Igniting a long-term sustainable solution
Several years ago, a group of experienced investment professionals at Triple Point recognised that the housing crisis could not be resolved by the public sector alone. By speaking to multiple stakeholders including social housing consultants and think tanks, they set out to design an innovative investment strategy, focused on delivering positive change.
In 2017, Triple Point Social Housing REIT was launched with a mission to invest in sustainable high-quality homes which are adapted for vulnerable adults with long-term care and support needs including mental health issues, learning disabilities, or physical and sensory impairment. The goal was to improve the wellbeing of people while saving the government money and generating resilient rental income for investors.

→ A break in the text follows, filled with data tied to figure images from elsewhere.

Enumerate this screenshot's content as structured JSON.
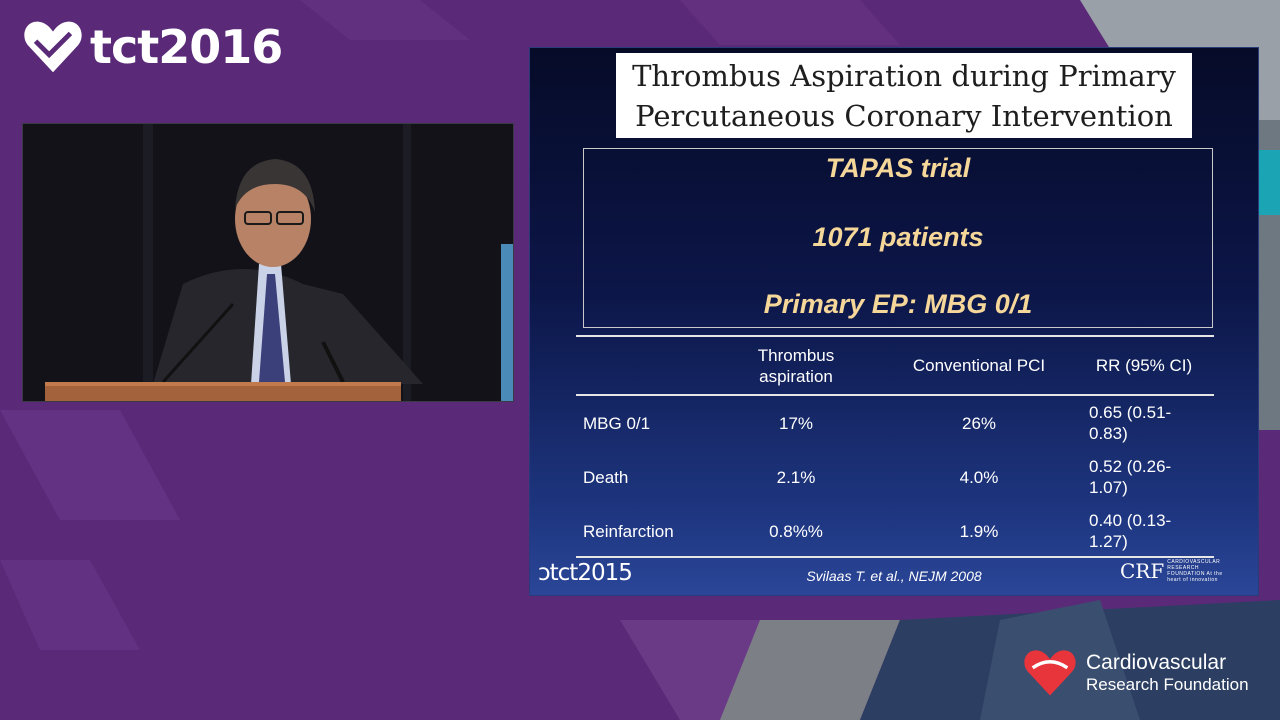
{
  "event_logo": {
    "text": "tct2016",
    "icon": "heart-icon"
  },
  "video": {
    "description_icon": "speaker-video"
  },
  "slide": {
    "title_line1": "Thrombus Aspiration during Primary",
    "title_line2": "Percutaneous Coronary Intervention",
    "trial_name": "TAPAS trial",
    "patients": "1071 patients",
    "endpoint": "Primary EP: MBG 0/1",
    "table": {
      "headers": [
        "",
        "Thrombus aspiration",
        "Conventional PCI",
        "RR (95% CI)"
      ],
      "rows": [
        [
          "MBG 0/1",
          "17%",
          "26%",
          "0.65 (0.51-0.83)"
        ],
        [
          "Death",
          "2.1%",
          "4.0%",
          "0.52 (0.26-1.07)"
        ],
        [
          "Reinfarction",
          "0.8%%",
          "1.9%",
          "0.40 (0.13-1.27)"
        ]
      ]
    },
    "footer_left_logo": "tct2015",
    "citation": "Svilaas T. et al., NEJM 2008",
    "footer_right_logo": "CRF",
    "footer_right_sub": "CARDIOVASCULAR RESEARCH FOUNDATION At the heart of innovation"
  },
  "sponsor": {
    "line1": "Cardiovascular",
    "line2": "Research Foundation"
  },
  "colors": {
    "background": "#5a2a78",
    "accent_text": "#f6d79a",
    "heart_red": "#e8343b"
  }
}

Triple Point now provides accommodation for over 3,000 people in high quality housing, giving them the opportunity to live a fulfilling and independent life within their communities. We continue to believe residents deserve a home that offers greater independence than institutional accommodation, at the same time as meeting their specialist care needs.

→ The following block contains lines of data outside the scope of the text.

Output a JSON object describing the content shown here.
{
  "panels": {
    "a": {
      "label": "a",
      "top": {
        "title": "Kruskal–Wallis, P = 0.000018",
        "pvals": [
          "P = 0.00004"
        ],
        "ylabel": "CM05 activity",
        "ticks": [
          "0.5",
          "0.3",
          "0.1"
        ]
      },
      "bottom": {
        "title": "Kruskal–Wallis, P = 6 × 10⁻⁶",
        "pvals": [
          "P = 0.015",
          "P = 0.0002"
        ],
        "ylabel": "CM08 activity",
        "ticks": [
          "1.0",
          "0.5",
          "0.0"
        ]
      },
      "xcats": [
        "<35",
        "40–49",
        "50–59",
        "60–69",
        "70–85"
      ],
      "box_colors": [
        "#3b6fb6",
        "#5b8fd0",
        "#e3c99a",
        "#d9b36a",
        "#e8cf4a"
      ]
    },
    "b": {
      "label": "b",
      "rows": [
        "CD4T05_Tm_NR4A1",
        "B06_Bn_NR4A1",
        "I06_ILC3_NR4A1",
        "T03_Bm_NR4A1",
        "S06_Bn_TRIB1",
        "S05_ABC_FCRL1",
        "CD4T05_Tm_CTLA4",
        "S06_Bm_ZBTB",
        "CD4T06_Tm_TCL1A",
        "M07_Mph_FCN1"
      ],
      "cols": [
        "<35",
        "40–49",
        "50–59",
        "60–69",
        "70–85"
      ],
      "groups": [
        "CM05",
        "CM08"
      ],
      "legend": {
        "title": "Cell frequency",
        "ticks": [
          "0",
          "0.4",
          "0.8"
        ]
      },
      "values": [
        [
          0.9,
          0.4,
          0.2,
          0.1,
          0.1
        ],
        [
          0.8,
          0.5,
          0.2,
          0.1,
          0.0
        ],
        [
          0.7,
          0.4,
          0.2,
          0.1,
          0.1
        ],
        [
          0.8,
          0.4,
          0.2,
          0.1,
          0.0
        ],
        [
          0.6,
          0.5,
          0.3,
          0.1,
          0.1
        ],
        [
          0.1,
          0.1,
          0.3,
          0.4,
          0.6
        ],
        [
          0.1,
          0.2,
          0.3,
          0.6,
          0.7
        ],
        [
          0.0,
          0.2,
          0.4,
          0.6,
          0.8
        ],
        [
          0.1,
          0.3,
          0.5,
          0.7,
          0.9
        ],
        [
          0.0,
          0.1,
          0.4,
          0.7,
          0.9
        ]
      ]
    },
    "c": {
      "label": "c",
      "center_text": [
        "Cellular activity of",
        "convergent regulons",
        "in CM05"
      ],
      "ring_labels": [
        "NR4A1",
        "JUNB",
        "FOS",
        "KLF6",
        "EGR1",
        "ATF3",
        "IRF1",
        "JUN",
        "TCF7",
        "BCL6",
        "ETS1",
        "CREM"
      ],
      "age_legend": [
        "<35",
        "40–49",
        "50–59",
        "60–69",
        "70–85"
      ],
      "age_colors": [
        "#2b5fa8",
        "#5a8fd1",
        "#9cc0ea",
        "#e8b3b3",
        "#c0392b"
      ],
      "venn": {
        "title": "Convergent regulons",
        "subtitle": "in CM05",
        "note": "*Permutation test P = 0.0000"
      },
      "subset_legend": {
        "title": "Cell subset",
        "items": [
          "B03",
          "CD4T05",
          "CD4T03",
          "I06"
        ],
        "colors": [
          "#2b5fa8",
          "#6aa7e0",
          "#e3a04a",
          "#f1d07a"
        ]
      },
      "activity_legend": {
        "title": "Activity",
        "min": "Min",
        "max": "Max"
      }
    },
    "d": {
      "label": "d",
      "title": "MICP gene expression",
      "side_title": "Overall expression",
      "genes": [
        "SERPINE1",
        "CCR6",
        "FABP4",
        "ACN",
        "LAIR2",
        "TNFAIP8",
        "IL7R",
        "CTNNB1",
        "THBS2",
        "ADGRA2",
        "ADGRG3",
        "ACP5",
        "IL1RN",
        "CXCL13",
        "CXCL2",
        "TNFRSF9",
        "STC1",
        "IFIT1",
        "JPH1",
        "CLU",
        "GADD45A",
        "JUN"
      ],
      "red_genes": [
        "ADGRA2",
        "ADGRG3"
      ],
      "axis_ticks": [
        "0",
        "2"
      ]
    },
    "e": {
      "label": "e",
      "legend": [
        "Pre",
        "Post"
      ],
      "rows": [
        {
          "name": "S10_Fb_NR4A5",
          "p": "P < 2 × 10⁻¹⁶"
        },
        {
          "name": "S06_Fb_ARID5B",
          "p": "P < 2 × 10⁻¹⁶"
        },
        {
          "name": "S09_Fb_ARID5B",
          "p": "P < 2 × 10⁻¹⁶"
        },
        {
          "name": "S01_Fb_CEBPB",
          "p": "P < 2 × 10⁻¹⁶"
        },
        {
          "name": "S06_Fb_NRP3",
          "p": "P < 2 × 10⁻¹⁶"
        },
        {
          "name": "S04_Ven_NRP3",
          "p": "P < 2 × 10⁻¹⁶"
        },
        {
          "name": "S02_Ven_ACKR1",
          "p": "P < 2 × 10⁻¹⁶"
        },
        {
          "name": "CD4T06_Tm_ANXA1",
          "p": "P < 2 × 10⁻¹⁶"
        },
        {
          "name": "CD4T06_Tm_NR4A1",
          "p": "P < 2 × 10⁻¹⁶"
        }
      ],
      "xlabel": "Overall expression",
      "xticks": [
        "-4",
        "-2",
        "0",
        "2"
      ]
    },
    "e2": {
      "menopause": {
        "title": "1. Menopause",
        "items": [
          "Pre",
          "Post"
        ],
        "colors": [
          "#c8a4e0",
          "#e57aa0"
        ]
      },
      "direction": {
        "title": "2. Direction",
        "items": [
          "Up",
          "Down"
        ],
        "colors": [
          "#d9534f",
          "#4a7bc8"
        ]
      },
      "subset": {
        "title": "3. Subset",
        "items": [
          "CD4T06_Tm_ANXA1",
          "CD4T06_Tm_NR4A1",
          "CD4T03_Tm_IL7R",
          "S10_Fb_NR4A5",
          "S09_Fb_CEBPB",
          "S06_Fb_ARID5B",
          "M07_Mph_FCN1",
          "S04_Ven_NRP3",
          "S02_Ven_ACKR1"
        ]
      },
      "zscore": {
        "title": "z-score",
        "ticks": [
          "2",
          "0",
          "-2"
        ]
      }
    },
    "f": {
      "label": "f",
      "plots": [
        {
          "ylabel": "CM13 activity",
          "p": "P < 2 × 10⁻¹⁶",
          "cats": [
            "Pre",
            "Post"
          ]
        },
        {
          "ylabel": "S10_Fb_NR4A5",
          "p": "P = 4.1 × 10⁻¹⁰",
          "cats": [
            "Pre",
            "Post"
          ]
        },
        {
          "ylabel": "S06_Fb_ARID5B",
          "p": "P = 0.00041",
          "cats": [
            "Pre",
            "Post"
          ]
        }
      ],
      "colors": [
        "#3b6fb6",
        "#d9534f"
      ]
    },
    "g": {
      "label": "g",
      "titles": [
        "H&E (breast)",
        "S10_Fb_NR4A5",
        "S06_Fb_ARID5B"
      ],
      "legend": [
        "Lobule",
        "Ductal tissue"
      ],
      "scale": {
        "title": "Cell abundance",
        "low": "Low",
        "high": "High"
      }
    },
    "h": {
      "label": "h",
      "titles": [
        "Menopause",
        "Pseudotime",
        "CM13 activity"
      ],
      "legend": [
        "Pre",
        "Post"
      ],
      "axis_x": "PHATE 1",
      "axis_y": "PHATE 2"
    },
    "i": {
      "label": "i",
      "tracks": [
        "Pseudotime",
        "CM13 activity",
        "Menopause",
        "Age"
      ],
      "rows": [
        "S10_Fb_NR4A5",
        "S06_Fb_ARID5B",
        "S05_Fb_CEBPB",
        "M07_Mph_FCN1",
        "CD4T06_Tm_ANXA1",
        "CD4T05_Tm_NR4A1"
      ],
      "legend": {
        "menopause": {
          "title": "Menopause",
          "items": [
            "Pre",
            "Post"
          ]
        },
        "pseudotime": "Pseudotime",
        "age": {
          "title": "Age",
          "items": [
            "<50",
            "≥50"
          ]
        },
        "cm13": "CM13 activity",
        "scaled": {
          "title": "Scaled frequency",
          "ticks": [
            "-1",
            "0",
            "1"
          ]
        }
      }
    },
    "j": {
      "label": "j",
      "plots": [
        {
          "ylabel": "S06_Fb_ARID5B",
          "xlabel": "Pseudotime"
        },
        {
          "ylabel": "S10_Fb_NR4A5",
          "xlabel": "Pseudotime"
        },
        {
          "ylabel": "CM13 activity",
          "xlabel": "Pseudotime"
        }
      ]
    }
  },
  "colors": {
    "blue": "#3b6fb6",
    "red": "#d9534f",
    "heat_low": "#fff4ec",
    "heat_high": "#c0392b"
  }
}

The housing that Triple Point provides is designed in tandem with local health commissioners to accommodate people moving out of family environments or institutional care facilities such as hospitals and care homes. Commissioners like these homes because research shows they improve resident wellbeing.
Take Lee Rowley, who moved into a adapted spacious apartment in Cornmill House in the Seacroft area of Leeds shortly after it opened in February 2017. His apartment accommodates his power-assisted wheelchair and is near local amenities such as shops and transport links. Crucially, it also ensured Lee remained near Elland Road so that he can continue to go and see his beloved Leeds United play. Find out more about Lee’s story here.
Social impact milestones
At the end of 2020, Triple Point joined 70 organisations (39 housing associations, and 31 lenders and investors) who committed to become early adopters of the Sustainability Reporting Standard for Social Housing. This industry-led initiative will promote the adoption of high-quality standards for measuring, managing and reporting social and environmental outcomes in a transparent and consistent way for investors and other stakeholders.
In recognition of the impact of its team, stakeholders and strategy, Triple Point is delighted to have been awarded the Property Investor Award at the LaingBuisson Awards 2020 – an award that recognises excellence in property investment across healthcare.
These milestones give us momentum to achieve more in the months and years ahead. The goal continues to be guaranteeing secure futures for people in need across the country, while ensuring that our shareholders have an ethical, solid, long-term income source. Our ambition, alongside other managers in this space, is to collectively help drive improvements across the social housing sector through the implementation of higher standards of housing.
The Silver Linings competition is an opportunity to rethink how we value our older generations and their care and find sustainable routes to invest via collaborative ideas that deliver for all. We are delighted to partner with the Silver Linings Competition – a competition focused on tackling an urgent societal challenge by finding investible and implementable sustainable solutions to transform care for older generations.